Thread: BUG #13581: pg_dump omits extension versions
The following bug has been logged on the website: Bug reference: 13581 Logged by: Nick Barnes Email address: nickbarnes01@gmail.com PostgreSQL version: 9.4.4 Operating system: CentOS 6.6 Description: pg_dump does not include a VERSION clause in CREATE EXTENSION statements. As a result, the restored database will receive the default extension version on the target cluster. This can cause the restore to fail, if for example the structure of the extension's configuration tables has changed, or the database has dependencies on a dropped function, type, etc. I realise that the VERSION clause can't be emitted by default, since old versions of contrib extensions are not installable. Would an --include-extension-version=<name> option be feasible?
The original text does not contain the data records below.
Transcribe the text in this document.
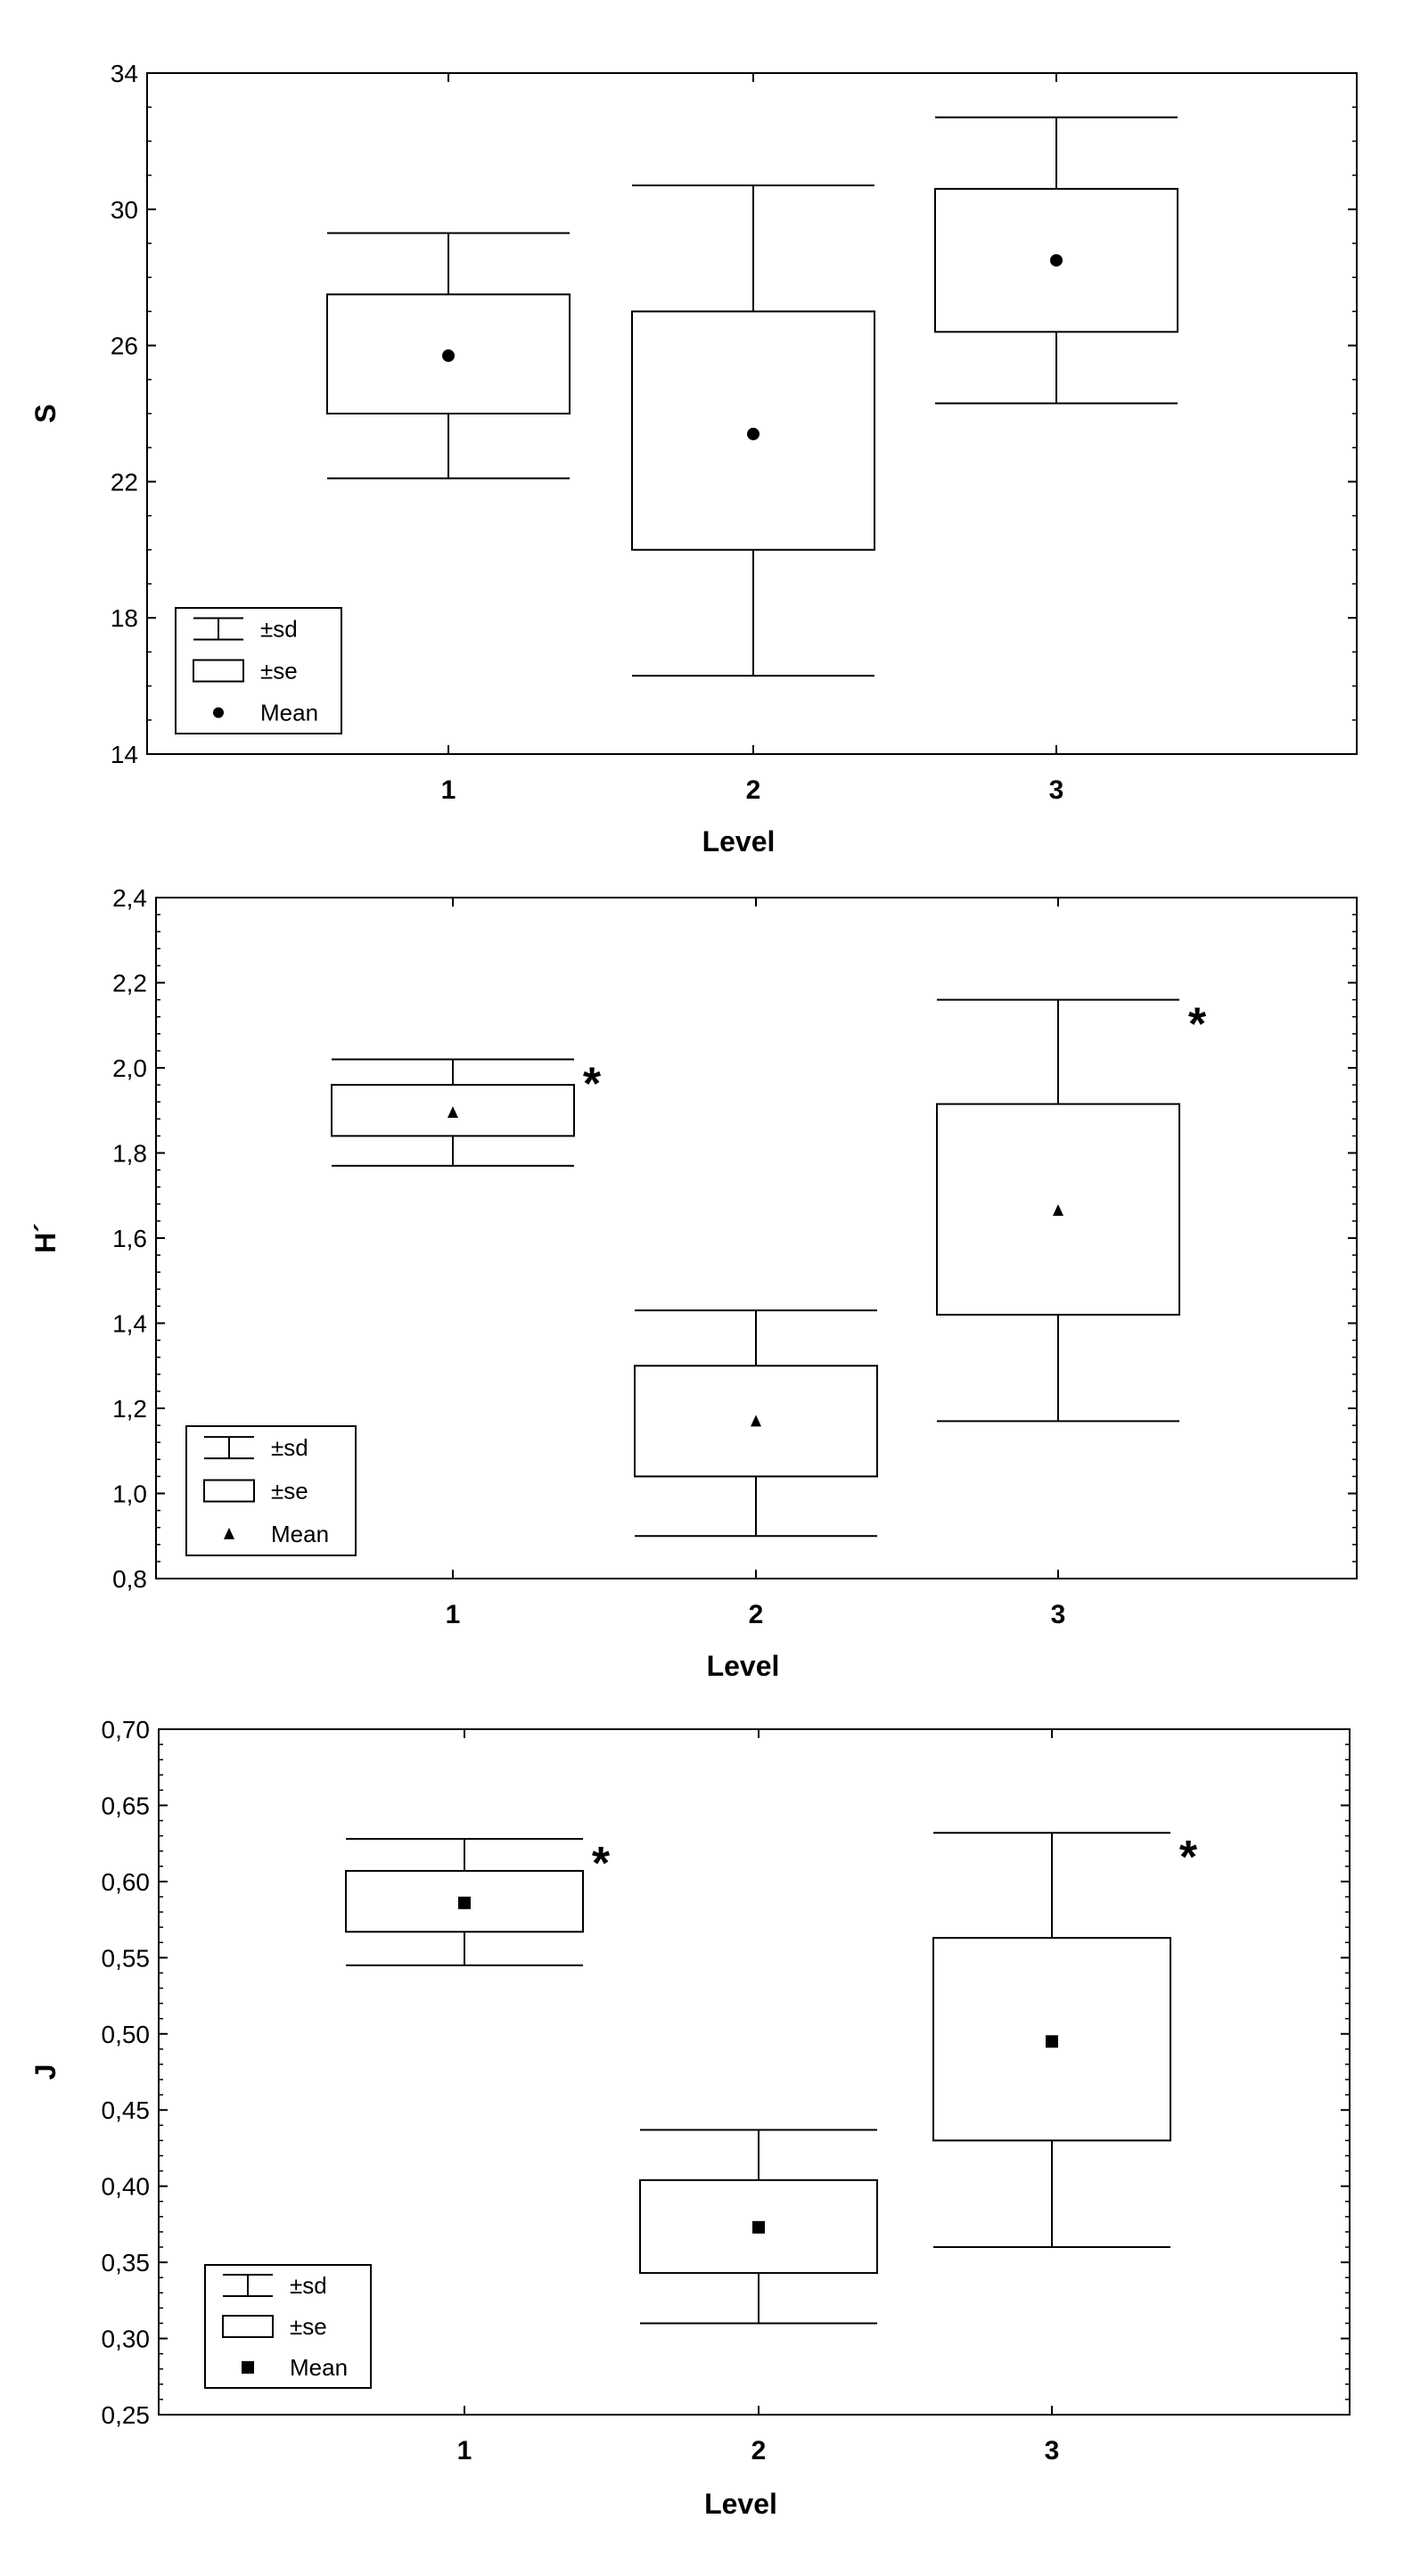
14
18
22
26
30
34
1	2	3
Level
S
±sd
±se
Mean
0,8
1,0
1,2
1,4
1,6
1,8
2,0
2,2
2,4
1	2	3
Level
H´
*
*
±sd
±se
Mean
0,25
0,30
0,35
0,40
0,45
0,50
0,55
0,60
0,65
0,70
1	2	3
Level
J
*	*
±sd
±se
Mean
nickbarnes01@gmail.com writes: > pg_dump does not include a VERSION clause in CREATE EXTENSION > statements. That is by design. pg_dump does not try to force you to reload the data into the same server version either. The expectation is that you may want to load the data into a newer server version, and the same would go for extensions. > This can cause the restore to fail, if for example the structure of the > extension's configuration tables has changed, or the database has > dependencies on a dropped function, type, etc. If some extension has broken compatibility with its own previous versions that badly, I would say you have a gripe to file with the extension's author, not us. In any particular case you could presumably work around it by temporarily changing the extension's default version in the new installation. But even then, how could ALTER EXTENSION UPDATE work, if there are such incompatibilities between its older and newer versions? The core server code goes to very great lengths to ensure that pg_dump scripts from older server versions will load into newer ones. I do not see why we should expect differently from extension authors. regards, tom lane
Thanks Tom. Sorry for the late reply. On Thu, Aug 20, 2015 at 11:51 PM, Tom Lane <tgl@sss.pgh.pa.us> wrote: > > This can cause the restore to fail, if for example the structure of the > > extension's configuration tables has changed, or the database has > > dependencies on a dropped function, type, etc. > > If some extension has broken compatibility with its own previous versions > that badly, I would say you have a gripe to file with the extension's > author, not us. > You might be right in the case of dropped objects, but I don't think it's unreasonable to remove a column from a config table. Besides, the fact that the extension system allows for multiple installable versions seems to suggest that some degree of incompatibility is expected. Also worth mentioning that the server default may be older than the version in the dump (and if the required version is not available at all, then at least a VERSION clause would produce a clear error message). In any particular case you could presumably work around it by temporarily > changing the extension's default version in the new installation. Since pg_dump emits a CREATE EXTENSION IF NOT EXISTS statement, it'd probably be simplest just to pre-install the correct version in the target database. The tricky bit is knowing which version to use for a given dump (or knowing that you need to do anything at all, if you weren't the one who created it). It's easy enough to prepend this to a plain script, but I don't have a good solution for -Fd dumps. But even then, how could ALTER EXTENSION UPDATE work, if there are such > incompatibilities between its older and newer versions? > Config table changes are straightforward. Dependent objects could conceivably be converted or removed by the update script in some circumstances. Or maybe failure is the desired outcome; maybe you want to force the user to resolve the issue themselves, as with the recent citext update.